What Tonecast keeps home is the part dictation doesn't have: the identity. Your voice profiles are plain markdown files at ~/Library/Application Support/Tonecast/voices/ — per channel, per contact — that you can open, edit, or delete, and your keys, vocabulary, and logs live beside them. If you want text generation on-device too, Ollama is a supported provider: no key at all, text only.

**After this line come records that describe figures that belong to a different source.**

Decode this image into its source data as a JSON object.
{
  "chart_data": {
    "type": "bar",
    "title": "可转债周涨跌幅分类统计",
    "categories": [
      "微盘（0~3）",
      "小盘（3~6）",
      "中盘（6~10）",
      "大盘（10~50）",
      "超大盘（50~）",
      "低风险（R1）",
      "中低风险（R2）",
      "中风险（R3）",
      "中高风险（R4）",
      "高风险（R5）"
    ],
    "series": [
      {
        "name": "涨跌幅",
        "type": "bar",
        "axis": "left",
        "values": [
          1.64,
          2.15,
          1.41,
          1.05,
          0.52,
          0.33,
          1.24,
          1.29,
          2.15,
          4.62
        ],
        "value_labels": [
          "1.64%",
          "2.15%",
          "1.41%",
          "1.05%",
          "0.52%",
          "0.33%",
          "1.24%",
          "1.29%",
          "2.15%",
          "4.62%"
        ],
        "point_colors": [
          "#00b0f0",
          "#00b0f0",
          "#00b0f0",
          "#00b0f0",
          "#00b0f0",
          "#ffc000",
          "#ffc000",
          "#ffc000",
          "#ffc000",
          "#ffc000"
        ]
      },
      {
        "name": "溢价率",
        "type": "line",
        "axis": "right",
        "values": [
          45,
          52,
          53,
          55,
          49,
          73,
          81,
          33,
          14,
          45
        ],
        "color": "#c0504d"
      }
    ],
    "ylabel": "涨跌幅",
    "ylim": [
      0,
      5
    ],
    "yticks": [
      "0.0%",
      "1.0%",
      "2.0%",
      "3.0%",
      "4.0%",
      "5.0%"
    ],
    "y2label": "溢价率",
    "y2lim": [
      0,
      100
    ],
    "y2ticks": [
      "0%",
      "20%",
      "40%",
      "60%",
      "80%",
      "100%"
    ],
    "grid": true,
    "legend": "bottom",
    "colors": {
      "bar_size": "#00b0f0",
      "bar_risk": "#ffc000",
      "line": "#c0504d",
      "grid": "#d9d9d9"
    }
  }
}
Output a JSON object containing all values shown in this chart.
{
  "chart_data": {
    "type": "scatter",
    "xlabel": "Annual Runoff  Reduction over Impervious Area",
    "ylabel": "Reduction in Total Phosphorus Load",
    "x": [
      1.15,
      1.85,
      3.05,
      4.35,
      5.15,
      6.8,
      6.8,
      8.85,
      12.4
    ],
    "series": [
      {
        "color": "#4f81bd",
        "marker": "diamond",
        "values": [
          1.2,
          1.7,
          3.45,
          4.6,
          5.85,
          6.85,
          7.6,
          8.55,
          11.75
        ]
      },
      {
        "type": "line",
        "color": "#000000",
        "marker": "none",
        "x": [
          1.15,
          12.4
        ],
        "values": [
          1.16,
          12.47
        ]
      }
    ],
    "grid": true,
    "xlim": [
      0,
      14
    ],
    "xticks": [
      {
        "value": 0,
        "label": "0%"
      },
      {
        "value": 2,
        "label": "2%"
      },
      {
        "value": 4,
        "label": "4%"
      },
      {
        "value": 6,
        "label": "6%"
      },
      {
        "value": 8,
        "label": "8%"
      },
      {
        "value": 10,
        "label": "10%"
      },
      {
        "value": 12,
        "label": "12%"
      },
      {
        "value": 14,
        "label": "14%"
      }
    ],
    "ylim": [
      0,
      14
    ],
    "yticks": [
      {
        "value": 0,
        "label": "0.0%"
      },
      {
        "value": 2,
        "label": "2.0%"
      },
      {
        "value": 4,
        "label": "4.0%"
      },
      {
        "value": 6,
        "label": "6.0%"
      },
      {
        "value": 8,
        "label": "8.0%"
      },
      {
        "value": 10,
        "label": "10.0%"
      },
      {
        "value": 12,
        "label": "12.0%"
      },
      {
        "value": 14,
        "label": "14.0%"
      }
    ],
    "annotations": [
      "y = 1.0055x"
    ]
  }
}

Two different layers of the same value — they keep the audio local; we keep you local, and keep every vendor out of the default path.

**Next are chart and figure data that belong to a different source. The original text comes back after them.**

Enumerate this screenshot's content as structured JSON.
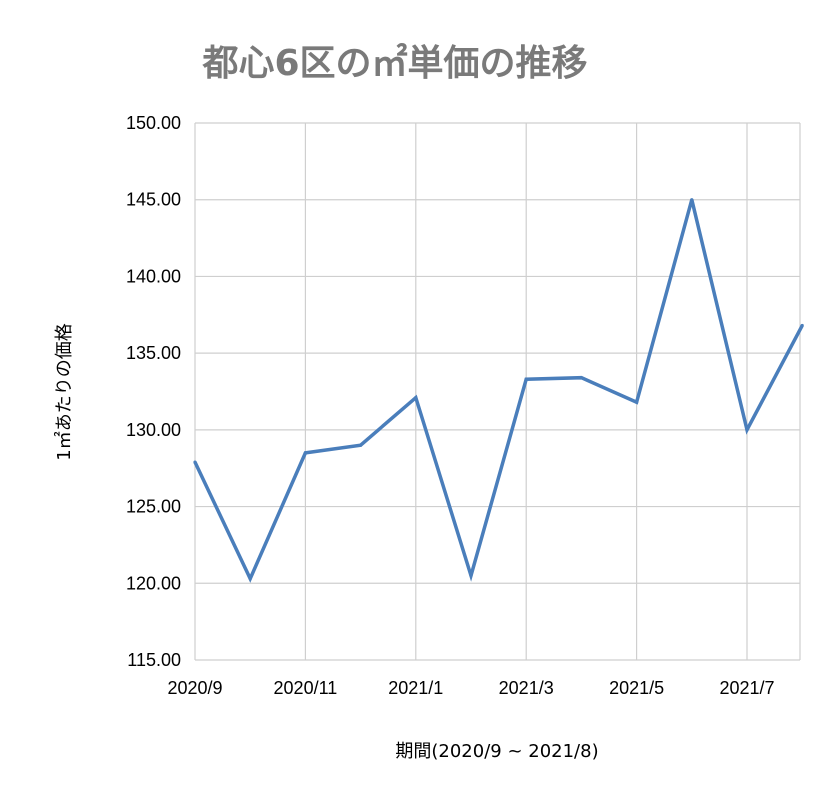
{
  "chart_data": {
    "type": "line",
    "title": "都心6区の㎡単価の推移",
    "xlabel": "期間(2020/9 ~ 2021/8)",
    "ylabel": "1㎡あたりの価格",
    "x": [
      "2020/9",
      "2020/10",
      "2020/11",
      "2020/12",
      "2021/1",
      "2021/2",
      "2021/3",
      "2021/4",
      "2021/5",
      "2021/6",
      "2021/7",
      "2021/8"
    ],
    "x_tick_labels": [
      "2020/9",
      "2020/11",
      "2021/1",
      "2021/3",
      "2021/5",
      "2021/7"
    ],
    "series": [
      {
        "values": [
          127.9,
          120.3,
          128.5,
          129.0,
          132.1,
          120.5,
          133.3,
          133.4,
          131.8,
          145.0,
          130.0,
          136.8
        ],
        "color": "#4a7ebb"
      }
    ],
    "ylim": [
      115,
      150
    ],
    "y_ticks": [
      115,
      120,
      125,
      130,
      135,
      140,
      145,
      150
    ],
    "y_tick_decimals": 2,
    "grid": true,
    "legend": "none"
  }
}
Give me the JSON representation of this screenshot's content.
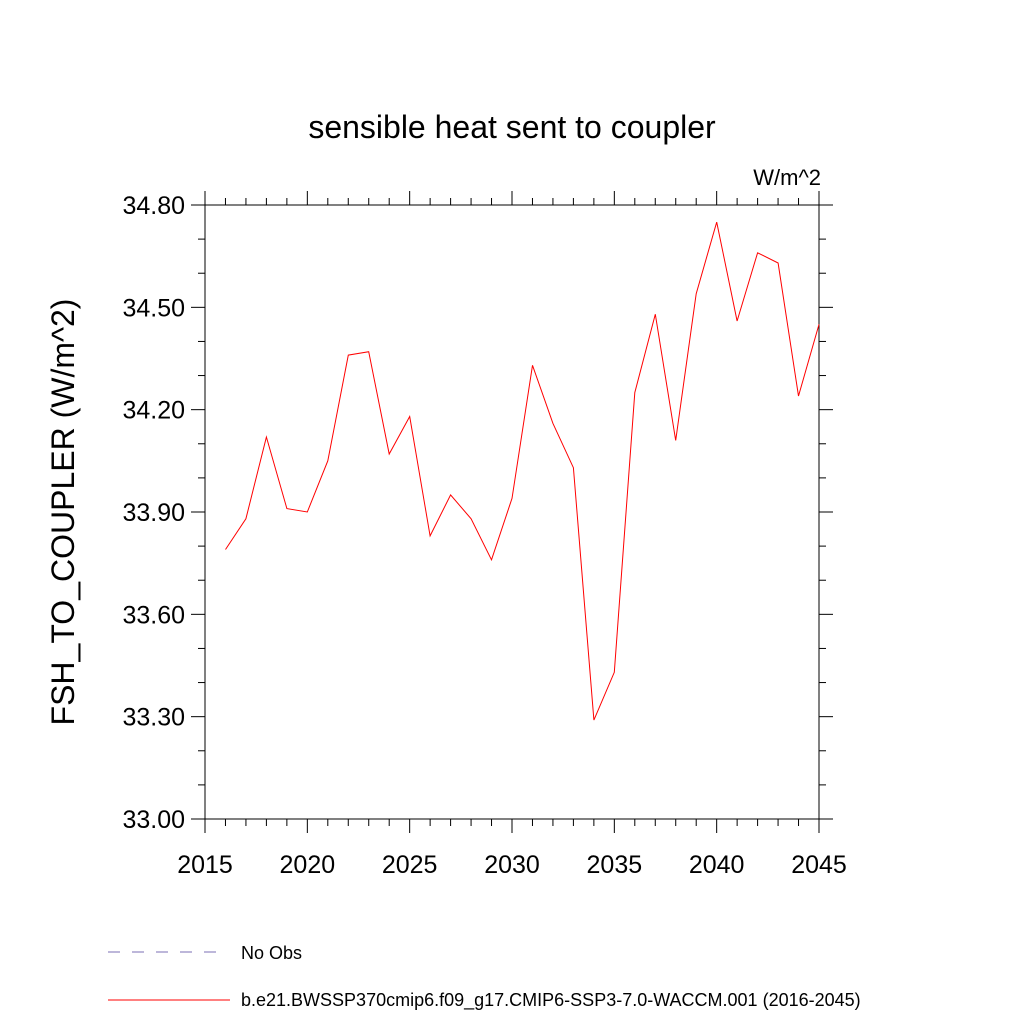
{
  "chart_data": {
    "type": "line",
    "title": "sensible heat sent to coupler",
    "units_label": "W/m^2",
    "ylabel": "FSH_TO_COUPLER  (W/m^2)",
    "xlabel": "",
    "xlim": [
      2015,
      2045
    ],
    "ylim": [
      33.0,
      34.8
    ],
    "xticks": [
      "2015",
      "2020",
      "2025",
      "2030",
      "2035",
      "2040",
      "2045"
    ],
    "xtick_values": [
      2015,
      2020,
      2025,
      2030,
      2035,
      2040,
      2045
    ],
    "yticks": [
      "33.00",
      "33.30",
      "33.60",
      "33.90",
      "34.20",
      "34.50",
      "34.80"
    ],
    "ytick_values": [
      33.0,
      33.3,
      33.6,
      33.9,
      34.2,
      34.5,
      34.8
    ],
    "grid": false,
    "legend_position": "bottom",
    "series": [
      {
        "name": "b.e21.BWSSP370cmip6.f09_g17.CMIP6-SSP3-7.0-WACCM.001 (2016-2045)",
        "color": "#ff0000",
        "style": "solid",
        "x": [
          2016,
          2017,
          2018,
          2019,
          2020,
          2021,
          2022,
          2023,
          2024,
          2025,
          2026,
          2027,
          2028,
          2029,
          2030,
          2031,
          2032,
          2033,
          2034,
          2035,
          2036,
          2037,
          2038,
          2039,
          2040,
          2041,
          2042,
          2043,
          2044,
          2045
        ],
        "y": [
          33.79,
          33.88,
          34.12,
          33.91,
          33.9,
          34.05,
          34.36,
          34.37,
          34.07,
          34.18,
          33.83,
          33.95,
          33.88,
          33.76,
          33.94,
          34.33,
          34.16,
          34.03,
          33.29,
          33.43,
          34.25,
          34.48,
          34.11,
          34.54,
          34.75,
          34.46,
          34.66,
          34.63,
          34.24,
          34.45
        ]
      },
      {
        "name": "No Obs",
        "color": "#7b6fb5",
        "style": "dashed",
        "x": [],
        "y": []
      }
    ]
  }
}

One honest caveat on our side: Tonecast Cloud, the optional managed tier for people who'd rather not handle provider keys, does route prompts through our API. We don't store your text and we don't train on it — but if “nothing leaves the machine” is your bar, superwhisper's local models clear it and neither of our modes does.
The ledger
| Tonecast | superwhisper | |
|---|---|---|
| Voice dictation | ||
| Fully on-device transcription | no — your Groq key | |
| Reads the thread on your screen | No | |
| Drafts reply options | 3, intent-labeled | No |
| Voice profile per contact | No | |
| Path with no vendor server | BYOK — your keys, no account | yes — local models |
| Platforms | macOS today · iPhone coming soon · Linux & Windows in the works | macOS, Windows, iPhone & iPad |
| Price | free BYOK · Cloud $10/mo | $8.49/mo · $84.99/yr · $249.99 lifetime · free tier |
Sources: superwhisper docs & Pro pricing, verified 2026-07-05 · tonecast.ai/privacy
Where superwhisper wins
Entirely offline. Select a local model and transcription happens with no network at all — not encrypted-in-transit, not anonymized: absent. Tonecast can't say that; even BYOK calls a provider on your key. If you dictate things that should never leave the room, this is the feature that decides.

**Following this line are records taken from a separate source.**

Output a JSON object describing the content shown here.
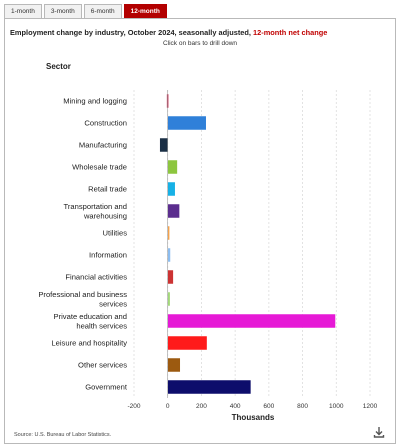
{
  "tabs": [
    {
      "label": "1-month",
      "active": false
    },
    {
      "label": "3-month",
      "active": false
    },
    {
      "label": "6-month",
      "active": false
    },
    {
      "label": "12-month",
      "active": true
    }
  ],
  "header": {
    "title_main": "Employment change by industry, October 2024, seasonally adjusted, ",
    "title_highlight": "12-month net change",
    "subtitle": "Click on bars to drill down",
    "sector_heading": "Sector"
  },
  "footer": {
    "source": "Source: U.S. Bureau of Labor Statistics.",
    "download_icon": "download-icon"
  },
  "chart_data": {
    "type": "bar",
    "orientation": "horizontal",
    "categories": [
      "Mining and logging",
      "Construction",
      "Manufacturing",
      "Wholesale trade",
      "Retail trade",
      "Transportation and warehousing",
      "Utilities",
      "Information",
      "Financial activities",
      "Professional and business services",
      "Private education and health services",
      "Leisure and hospitality",
      "Other services",
      "Government"
    ],
    "values": [
      -5,
      227,
      -46,
      56,
      43,
      69,
      10,
      15,
      32,
      13,
      994,
      232,
      73,
      492
    ],
    "colors": [
      "#c0143c",
      "#2f80d9",
      "#1a2f45",
      "#8dc63f",
      "#17b1e6",
      "#5b2d8e",
      "#f5a24b",
      "#8cbdf0",
      "#cc3333",
      "#a3d87a",
      "#e619d6",
      "#ff1a1a",
      "#9c5a10",
      "#0d0d6b"
    ],
    "xlabel": "Thousands",
    "xlim": [
      -200,
      1200
    ],
    "xticks": [
      -200,
      0,
      200,
      400,
      600,
      800,
      1000,
      1200
    ],
    "grid": true,
    "grid_style": "dashed"
  }
}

Own it outright. $249.99 buys a lifetime license — one purchase covering macOS, Windows, iPhone, and iPad, with no subscription underneath it. And below that sits a permanent free tier with unlimited local models. Tonecast has no lifetime option; free-with-your-own-keys is our floor.
Raw-dictation depth — and reach. Custom modes with per-mode model choice, prompts you write yourself, and context toggles make it a deeper pure-dictation tool than anything we ship. It also runs on Windows and iPad today, while Tonecast is macOS today · iPhone coming soon · Linux & Windows in the works.
Every claim on this page comes from superwhisper's own docs, custom-modes guide, and Pro page, verified July 5, 2026. If they change a number, we'll update this page.
The real question
If you want speech-to-text with nothing leaving the machine, get superwhisper. It's the most honest architecture in dictation, and you can own it outright. If the work is replying — reading the thread, deciding what it needs, and sounding like yourself — that's Tonecast. Running both is coherent: their local models for the words that stay private, Tonecast for the conversations that need an answer.
superwhisper Pro is $8.49/mo, $84.99/yr, or $249.99 once, with a permanent free tier underneath. Tonecast is free with your own keys, no account required; Tonecast Cloud is $10/mo if you'd rather not manage them.